Barometer Bali | Denpasar– ITB STIKOM Bali kembali mencuri perhatian internasional. Konsulat Jenderal Amerika Serikat menunjukkan minat kuat untuk menjalin kolaborasi di bidang keamanan siber, terutama dalam lingkup pendidikan pascasarjana.
Kunjungan resmi ke kampus ITB STIKOM Bali disambut langsung oleh Wakil Rektor I, Dr. Roy Rudolf Huizen, S.T., M.T. Fokus pertemuan tertuju pada Program Magister Sistem Informasi, khususnya konsentrasi Cyber Security yang dinilai relevan dengan kebutuhan global saat ini.

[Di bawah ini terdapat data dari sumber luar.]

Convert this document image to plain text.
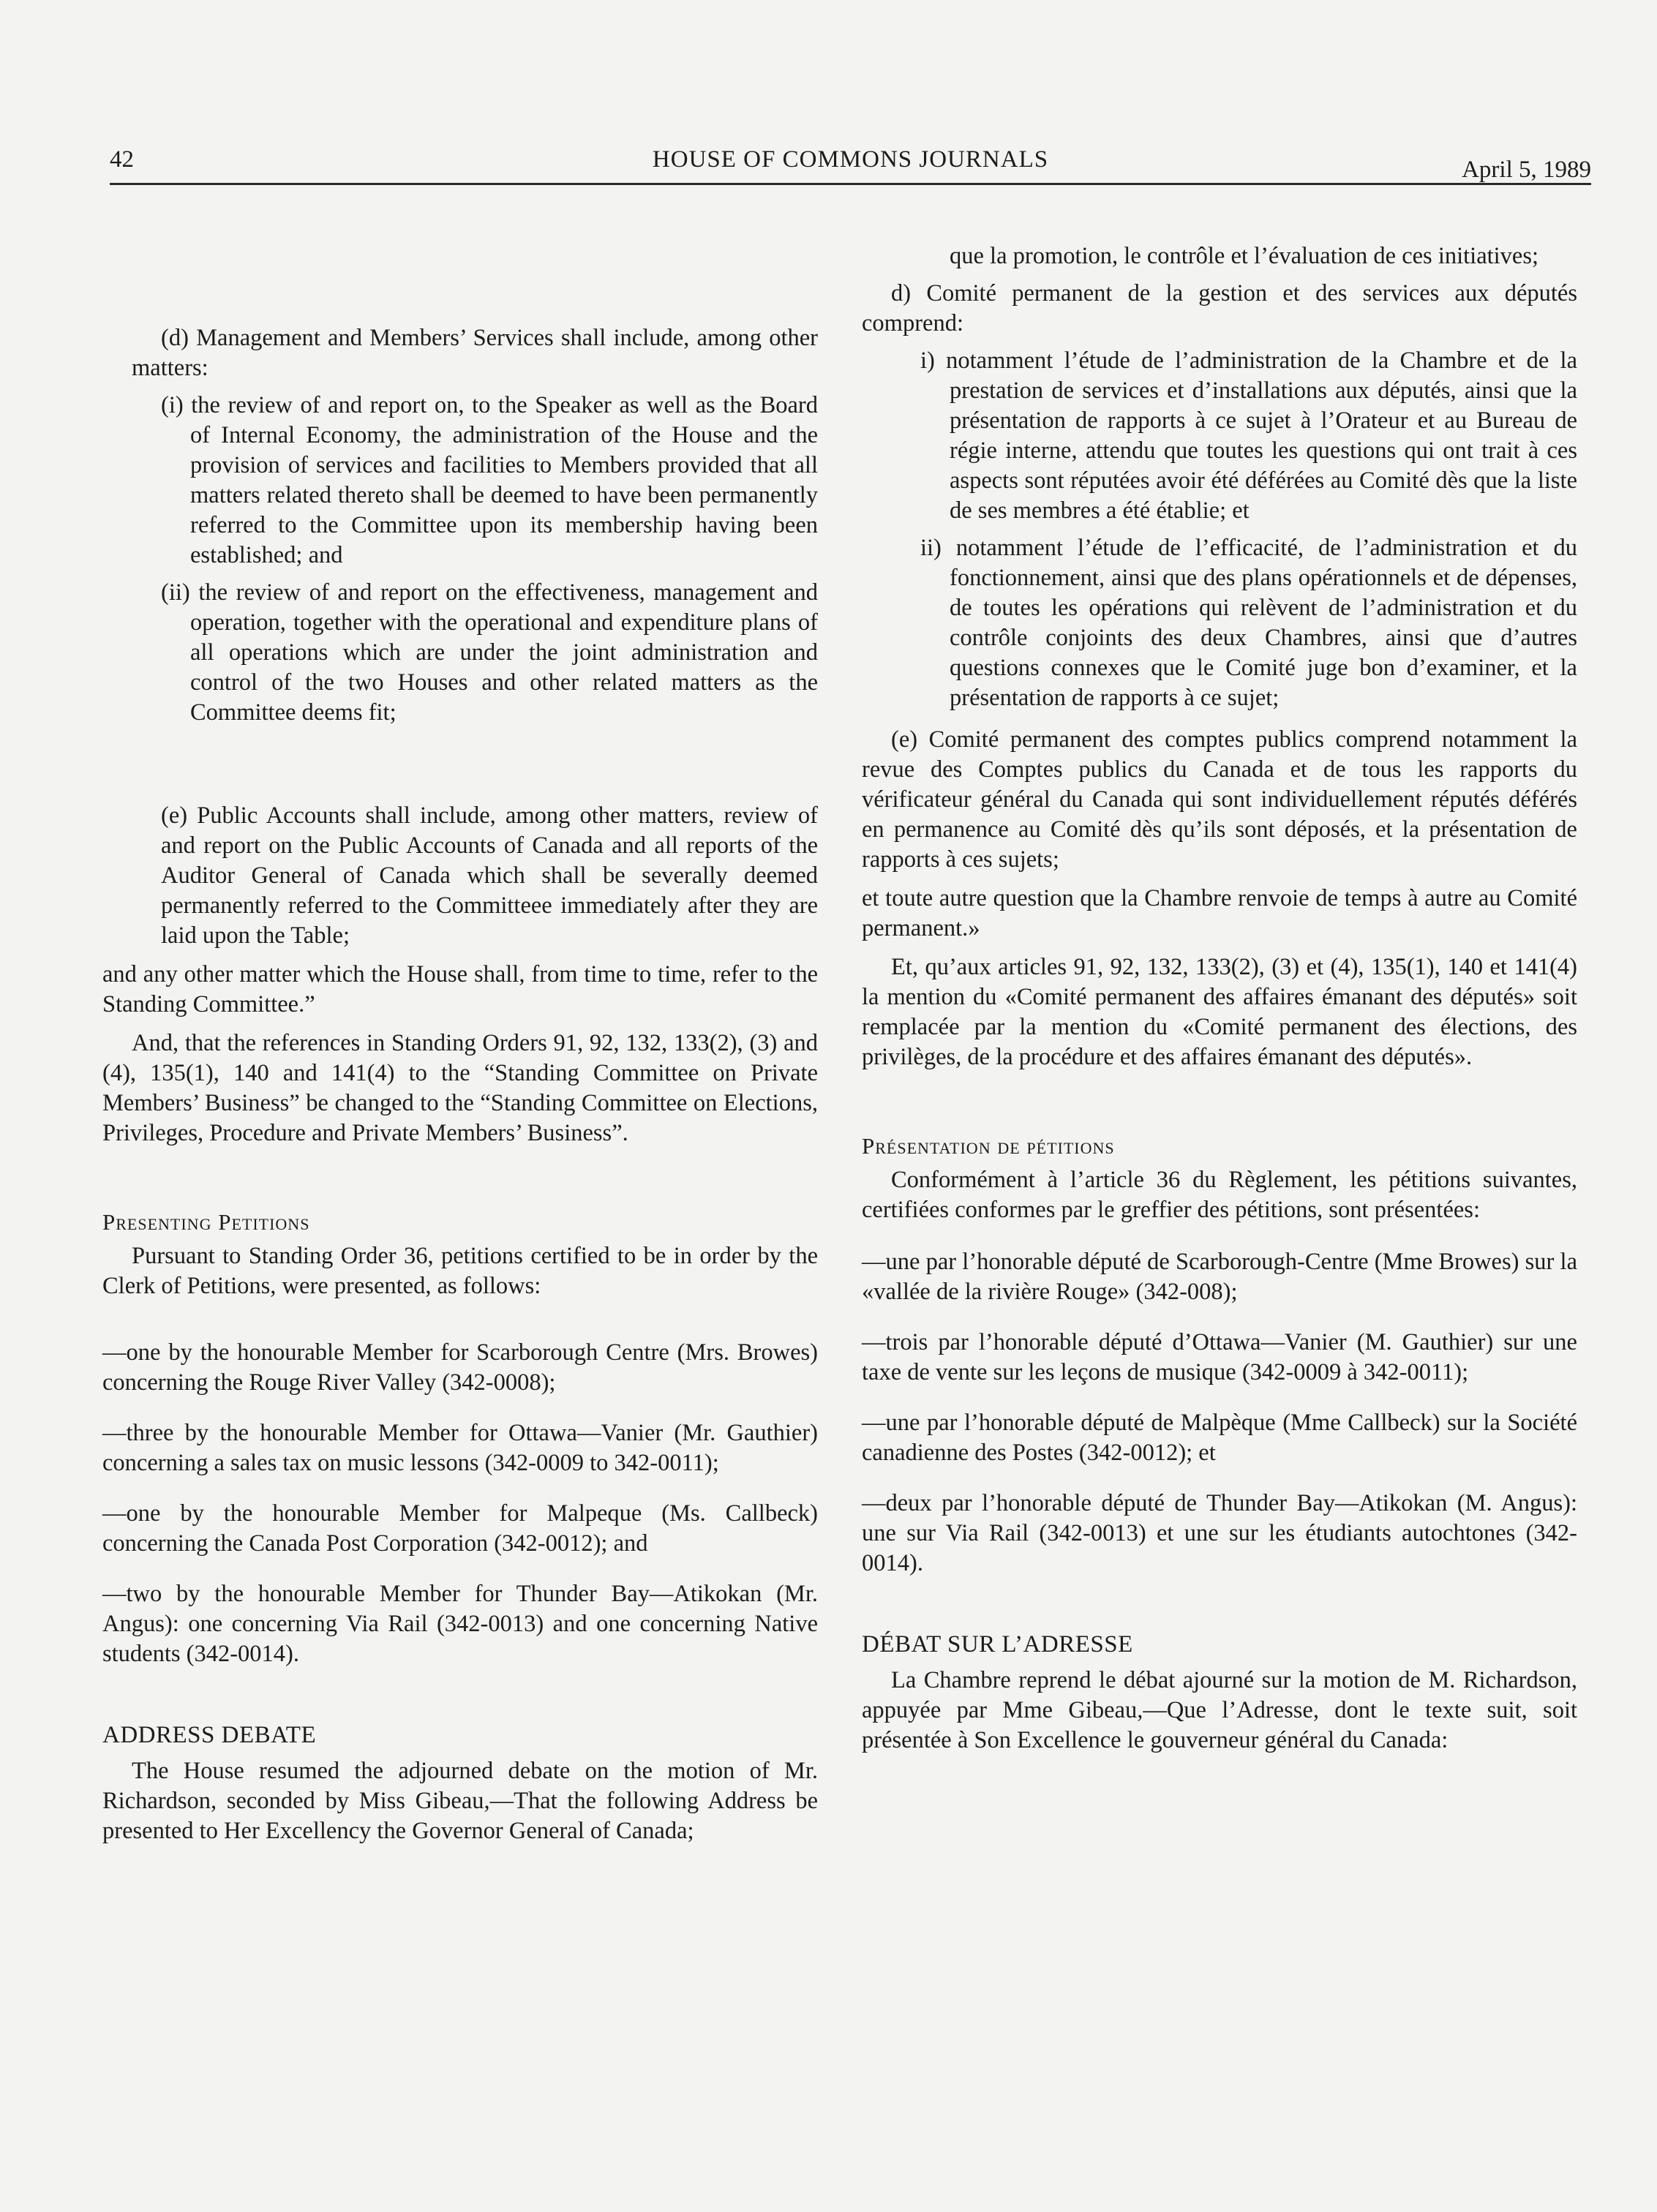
42	HOUSE OF COMMONS JOURNALS	April 5, 1989

(d) Management and Members’ Services shall include, among other matters:

(i) the review of and report on, to the Speaker as well as the Board of Internal Economy, the administration of the House and the provision of services and facilities to Members provided that all matters related thereto shall be deemed to have been permanently referred to the Committee upon its membership having been established; and

(ii) the review of and report on the effectiveness, management and operation, together with the operational and expenditure plans of all operations which are under the joint administration and control of the two Houses and other related matters as the Committee deems fit;

(e) Public Accounts shall include, among other matters, review of and report on the Public Accounts of Canada and all reports of the Auditor General of Canada which shall be severally deemed permanently referred to the Committeee immediately after they are laid upon the Table;

and any other matter which the House shall, from time to time, refer to the Standing Committee.”

And, that the references in Standing Orders 91, 92, 132, 133(2), (3) and (4), 135(1), 140 and 141(4) to the “Standing Committee on Private Members’ Business” be changed to the “Standing Committee on Elections, Privileges, Procedure and Private Members’ Business”.

Presenting Petitions

Pursuant to Standing Order 36, petitions certified to be in order by the Clerk of Petitions, were presented, as follows:

—one by the honourable Member for Scarborough Centre (Mrs. Browes) concerning the Rouge River Valley (342-0008);

—three by the honourable Member for Ottawa—Vanier (Mr. Gauthier) concerning a sales tax on music lessons (342-0009 to 342-0011);

—one by the honourable Member for Malpeque (Ms. Callbeck) concerning the Canada Post Corporation (342-0012); and

—two by the honourable Member for Thunder Bay—Atikokan (Mr. Angus): one concerning Via Rail (342-0013) and one concerning Native students (342-0014).

ADDRESS DEBATE

The House resumed the adjourned debate on the motion of Mr. Richardson, seconded by Miss Gibeau,—That the following Address be presented to Her Excellency the Governor General of Canada;

que la promotion, le contrôle et l’évaluation de ces initiatives;

d) Comité permanent de la gestion et des services aux députés comprend:

i) notamment l’étude de l’administration de la Chambre et de la prestation de services et d’installations aux députés, ainsi que la présentation de rapports à ce sujet à l’Orateur et au Bureau de régie interne, attendu que toutes les questions qui ont trait à ces aspects sont réputées avoir été déférées au Comité dès que la liste de ses membres a été établie; et

ii) notamment l’étude de l’efficacité, de l’administration et du fonctionnement, ainsi que des plans opérationnels et de dépenses, de toutes les opérations qui relèvent de l’administration et du contrôle conjoints des deux Chambres, ainsi que d’autres questions connexes que le Comité juge bon d’examiner, et la présentation de rapports à ce sujet;

(e) Comité permanent des comptes publics comprend notamment la revue des Comptes publics du Canada et de tous les rapports du vérificateur général du Canada qui sont individuellement réputés déférés en permanence au Comité dès qu’ils sont déposés, et la présentation de rapports à ces sujets;

et toute autre question que la Chambre renvoie de temps à autre au Comité permanent.»

Et, qu’aux articles 91, 92, 132, 133(2), (3) et (4), 135(1), 140 et 141(4) la mention du «Comité permanent des affaires émanant des députés» soit remplacée par la mention du «Comité permanent des élections, des privilèges, de la procédure et des affaires émanant des députés».

Présentation de pétitions

Conformément à l’article 36 du Règlement, les pétitions suivantes, certifiées conformes par le greffier des pétitions, sont présentées:

—une par l’honorable député de Scarborough-Centre (Mme Browes) sur la «vallée de la rivière Rouge» (342-008);

—trois par l’honorable député d’Ottawa—Vanier (M. Gauthier) sur une taxe de vente sur les leçons de musique (342-0009 à 342-0011);

—une par l’honorable député de Malpèque (Mme Callbeck) sur la Société canadienne des Postes (342-0012); et

—deux par l’honorable député de Thunder Bay—Atikokan (M. Angus): une sur Via Rail (342-0013) et une sur les étudiants autochtones (342-0014).

DÉBAT SUR L’ADRESSE

La Chambre reprend le débat ajourné sur la motion de M. Richardson, appuyée par Mme Gibeau,—Que l’Adresse, dont le texte suit, soit présentée à Son Excellence le gouverneur général du Canada:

Konsulat Jenderal AS menyoroti pentingnya pendekatan akademik dalam menghadapi tantangan keamanan siber. Mereka melihat ITB STIKOM Bali sebagai institusi yang progresif, dengan rekam jejak kuat dalam bidang ini, mulai dari penyelenggaraan kompetisi, kerja sama digital forensik dengan aparat, hingga kurikulum berbasis industri.

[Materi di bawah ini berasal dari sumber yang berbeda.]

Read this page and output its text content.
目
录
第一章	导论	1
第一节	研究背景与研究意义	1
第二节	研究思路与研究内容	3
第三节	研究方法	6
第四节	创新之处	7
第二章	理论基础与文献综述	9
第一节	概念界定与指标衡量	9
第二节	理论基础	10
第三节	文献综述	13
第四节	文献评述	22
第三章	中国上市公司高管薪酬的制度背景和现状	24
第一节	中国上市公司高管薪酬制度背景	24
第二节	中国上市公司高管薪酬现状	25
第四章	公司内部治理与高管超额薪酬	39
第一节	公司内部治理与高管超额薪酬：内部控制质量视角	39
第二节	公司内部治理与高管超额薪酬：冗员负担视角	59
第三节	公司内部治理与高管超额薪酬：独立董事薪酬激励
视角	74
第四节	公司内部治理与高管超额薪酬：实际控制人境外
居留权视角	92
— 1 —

Direktur Pascasarjana, Dr. Dandy Pramana Hostiadi, S.Kom., M.T., menyambut baik rencana ini. “Sinergi dengan lembaga internasional merupakan langkah strategis dalam mengembangkan kapasitas akademik dan profesional mahasiswa kami, terutama di bidang Cyber Security yang menjadi keunggulan kami,” jelasnya.
Program Pascasarjana ITB STIKOM Bali menawarkan empat konsentrasi utama: Cyber Security, Data Science, Enterprise System, dan Medical Informatics. Saat ini tengah dibuka Penerimaan Mahasiswa Baru Gelombang III untuk Program Magister Sistem Informasi.